Inyang grew up in Newark, the son of working-class Nigerian immigrants. As a high schooler, he and his classmates demanded updated school facilities, organizing protests and publishing satirical journalism to keep their message alive, he said Wednesday. Shortly after he graduated, a new school was built, he said.
In 2009, he co-founded Brick City Alumni Group, pairing high school seniors in Newark with local college graduates.
The state of Montclair’s aging facilities is among the biggest issues facing the Montclair school district, but they will only be addressed through strategic budgeting and stakeholder involvement, Inyang said Wednesday. Talking with the community, school staff and students will help to ensure everyone feels confident in the board’s decisions, he said.
“We’re not going to be able to do everything all at once,” Inyang said. “We’re going to have to prioritize, and people need to feel confident in the decision to prioritize one thing over another.”
As director of marketing strategy and finance for Michelob ULTRA at Anheuser-Busch, Inyang said Wednesday, he works with budgets similar in size to that of the Montclair school district. In his position, he is tasked with balancing the needs and desires of national, regional and state-level stakeholders.
“Strategy is your overarching vision, it’s your overarching plan,” Inyang said. “It guides you in those difficult decisions, and it keeps you from being as reactive when things don’t go the way that you planned.”
The board’s job is to collect and disseminate information — board members themselves are not the experts — Inyang said Wednesday. Parents are the experts on what their kids need and teachers are the experts on what’s happening in classrooms, he said.
“We have an incredible amount of talent and resources and people who can solve extremely intricate and difficult problems here in the town,” Inyang said.
The board should invite the community into their problem-solving processes, sharing roadblocks and possible solutions in a proactive manner, he said.
“When it comes to restorative justice, when it comes to environmental issues, when it comes to the safety of the buildings, when it comes to how the students are feeling with their mental health on a day-to-day basis, [the board] should never have the feeling that we know the answer,” Inyang said. “We’re all in this together.”
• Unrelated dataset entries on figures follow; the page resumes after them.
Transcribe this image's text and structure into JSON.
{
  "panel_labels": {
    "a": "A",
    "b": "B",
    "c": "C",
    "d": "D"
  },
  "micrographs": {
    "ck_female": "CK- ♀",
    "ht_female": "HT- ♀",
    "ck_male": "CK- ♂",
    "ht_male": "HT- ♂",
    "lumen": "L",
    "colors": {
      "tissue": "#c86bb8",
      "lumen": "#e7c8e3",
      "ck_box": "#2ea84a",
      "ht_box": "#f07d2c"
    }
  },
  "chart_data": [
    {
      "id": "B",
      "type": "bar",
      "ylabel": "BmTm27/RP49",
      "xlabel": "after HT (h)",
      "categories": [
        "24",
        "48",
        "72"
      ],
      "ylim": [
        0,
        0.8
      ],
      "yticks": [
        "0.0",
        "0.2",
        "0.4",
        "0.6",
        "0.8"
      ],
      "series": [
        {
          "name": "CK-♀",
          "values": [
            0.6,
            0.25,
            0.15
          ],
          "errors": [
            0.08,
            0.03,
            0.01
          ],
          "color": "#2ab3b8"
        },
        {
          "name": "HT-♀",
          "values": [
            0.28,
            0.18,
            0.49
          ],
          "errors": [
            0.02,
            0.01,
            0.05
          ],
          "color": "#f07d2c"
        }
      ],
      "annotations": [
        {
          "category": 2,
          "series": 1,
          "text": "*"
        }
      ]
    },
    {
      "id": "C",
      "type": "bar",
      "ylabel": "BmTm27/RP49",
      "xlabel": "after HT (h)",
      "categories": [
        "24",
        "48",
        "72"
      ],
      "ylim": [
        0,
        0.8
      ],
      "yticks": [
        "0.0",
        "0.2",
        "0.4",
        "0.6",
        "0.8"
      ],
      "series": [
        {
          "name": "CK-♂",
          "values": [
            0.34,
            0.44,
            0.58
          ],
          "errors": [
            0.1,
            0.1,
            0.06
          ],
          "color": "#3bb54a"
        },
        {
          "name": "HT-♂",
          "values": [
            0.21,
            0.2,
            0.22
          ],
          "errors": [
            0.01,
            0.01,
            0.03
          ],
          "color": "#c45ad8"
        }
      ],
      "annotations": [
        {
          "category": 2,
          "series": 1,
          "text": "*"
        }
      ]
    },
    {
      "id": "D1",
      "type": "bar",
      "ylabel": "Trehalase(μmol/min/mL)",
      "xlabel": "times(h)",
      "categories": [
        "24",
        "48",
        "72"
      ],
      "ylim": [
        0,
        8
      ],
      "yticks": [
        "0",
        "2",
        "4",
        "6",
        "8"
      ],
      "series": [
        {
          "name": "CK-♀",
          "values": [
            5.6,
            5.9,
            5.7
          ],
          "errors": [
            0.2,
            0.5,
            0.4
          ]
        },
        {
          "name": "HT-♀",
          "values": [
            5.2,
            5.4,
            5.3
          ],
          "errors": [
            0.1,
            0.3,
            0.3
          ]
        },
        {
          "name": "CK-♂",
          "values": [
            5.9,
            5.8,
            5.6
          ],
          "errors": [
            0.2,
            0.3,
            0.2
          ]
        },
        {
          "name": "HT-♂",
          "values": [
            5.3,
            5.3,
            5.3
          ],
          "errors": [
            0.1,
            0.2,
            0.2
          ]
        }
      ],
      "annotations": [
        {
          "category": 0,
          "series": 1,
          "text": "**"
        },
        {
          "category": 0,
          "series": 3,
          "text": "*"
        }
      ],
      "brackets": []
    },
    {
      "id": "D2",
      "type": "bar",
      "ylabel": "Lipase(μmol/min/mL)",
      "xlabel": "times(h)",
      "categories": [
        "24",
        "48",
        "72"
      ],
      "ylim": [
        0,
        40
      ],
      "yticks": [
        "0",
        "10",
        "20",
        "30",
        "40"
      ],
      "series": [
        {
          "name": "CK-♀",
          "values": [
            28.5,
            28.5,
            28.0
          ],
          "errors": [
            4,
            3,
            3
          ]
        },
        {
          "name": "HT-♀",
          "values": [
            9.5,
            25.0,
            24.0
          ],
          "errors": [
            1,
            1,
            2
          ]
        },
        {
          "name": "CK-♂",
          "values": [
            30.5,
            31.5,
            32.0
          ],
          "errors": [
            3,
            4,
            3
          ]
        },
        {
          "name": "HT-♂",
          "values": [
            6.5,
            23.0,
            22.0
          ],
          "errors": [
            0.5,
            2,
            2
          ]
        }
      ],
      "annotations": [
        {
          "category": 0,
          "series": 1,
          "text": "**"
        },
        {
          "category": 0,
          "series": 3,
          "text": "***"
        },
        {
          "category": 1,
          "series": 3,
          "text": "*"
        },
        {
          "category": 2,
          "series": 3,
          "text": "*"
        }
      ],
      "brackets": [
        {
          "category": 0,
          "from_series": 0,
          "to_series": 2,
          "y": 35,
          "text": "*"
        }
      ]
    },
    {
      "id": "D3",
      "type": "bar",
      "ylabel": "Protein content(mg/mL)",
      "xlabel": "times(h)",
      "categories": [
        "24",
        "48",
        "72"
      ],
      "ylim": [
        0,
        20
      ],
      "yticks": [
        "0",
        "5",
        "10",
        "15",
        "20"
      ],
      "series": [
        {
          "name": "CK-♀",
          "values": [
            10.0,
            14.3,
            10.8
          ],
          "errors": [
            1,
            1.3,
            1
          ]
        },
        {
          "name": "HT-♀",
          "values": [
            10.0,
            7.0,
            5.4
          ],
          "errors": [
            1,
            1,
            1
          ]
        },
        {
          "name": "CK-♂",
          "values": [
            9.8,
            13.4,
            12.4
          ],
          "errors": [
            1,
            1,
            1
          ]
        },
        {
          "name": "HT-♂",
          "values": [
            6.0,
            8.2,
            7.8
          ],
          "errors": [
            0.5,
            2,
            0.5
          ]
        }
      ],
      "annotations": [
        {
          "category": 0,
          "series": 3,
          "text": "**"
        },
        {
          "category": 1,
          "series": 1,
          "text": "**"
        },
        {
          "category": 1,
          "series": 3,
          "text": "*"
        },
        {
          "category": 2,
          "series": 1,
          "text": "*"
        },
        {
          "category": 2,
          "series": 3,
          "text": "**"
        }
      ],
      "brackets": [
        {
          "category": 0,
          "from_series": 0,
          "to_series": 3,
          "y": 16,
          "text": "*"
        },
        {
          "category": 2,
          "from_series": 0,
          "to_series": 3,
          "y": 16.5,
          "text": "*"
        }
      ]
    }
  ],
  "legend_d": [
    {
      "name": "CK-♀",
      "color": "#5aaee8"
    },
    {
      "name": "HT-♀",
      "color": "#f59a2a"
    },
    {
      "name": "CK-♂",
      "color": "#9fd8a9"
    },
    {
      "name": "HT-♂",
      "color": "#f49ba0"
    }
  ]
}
All four candidates had stressed the importance of investment in the district’s buildings, and working with community members to develop plans moving forward. Fleischer, a former business administrator for the Montclair school district, said the board must lead with empathy to help alleviate the stress and anxiety in the district. Transparent, measurable goals will enable stakeholders to feel informed and hold the board accountable, he said.
The community and the board must come together to resolve differences and to better the district, Reynicks said. Despite being new to Montclair schools — his eldest child is in kindergarten at Edgemont School — Reynicks said has already heard a lot of frustration and anger about decisions made in the district.
“There’s more tension in this community right now than feels completely healthy,” Reynicks said Wednesday.
Toler, a member of Montclair Mutual Aid involved in several community efforts, suggested additional restorative justice work, with greater community outreach to ensure the needs of all families are met.
“If you’re going to work as a board member here in Montclair, you have to be a community person,” Toler said during the interview. “You have to be a person that’s willing to roll your sleeves up, get involved, and not just attend one event.”
Petitions to run for the March election are due to the district by Tuesday, Jan. 18 (the district originally announced a date of Monday, Jan. 17, but that is Martin Luther King Jr. Day, when district offices will be closed).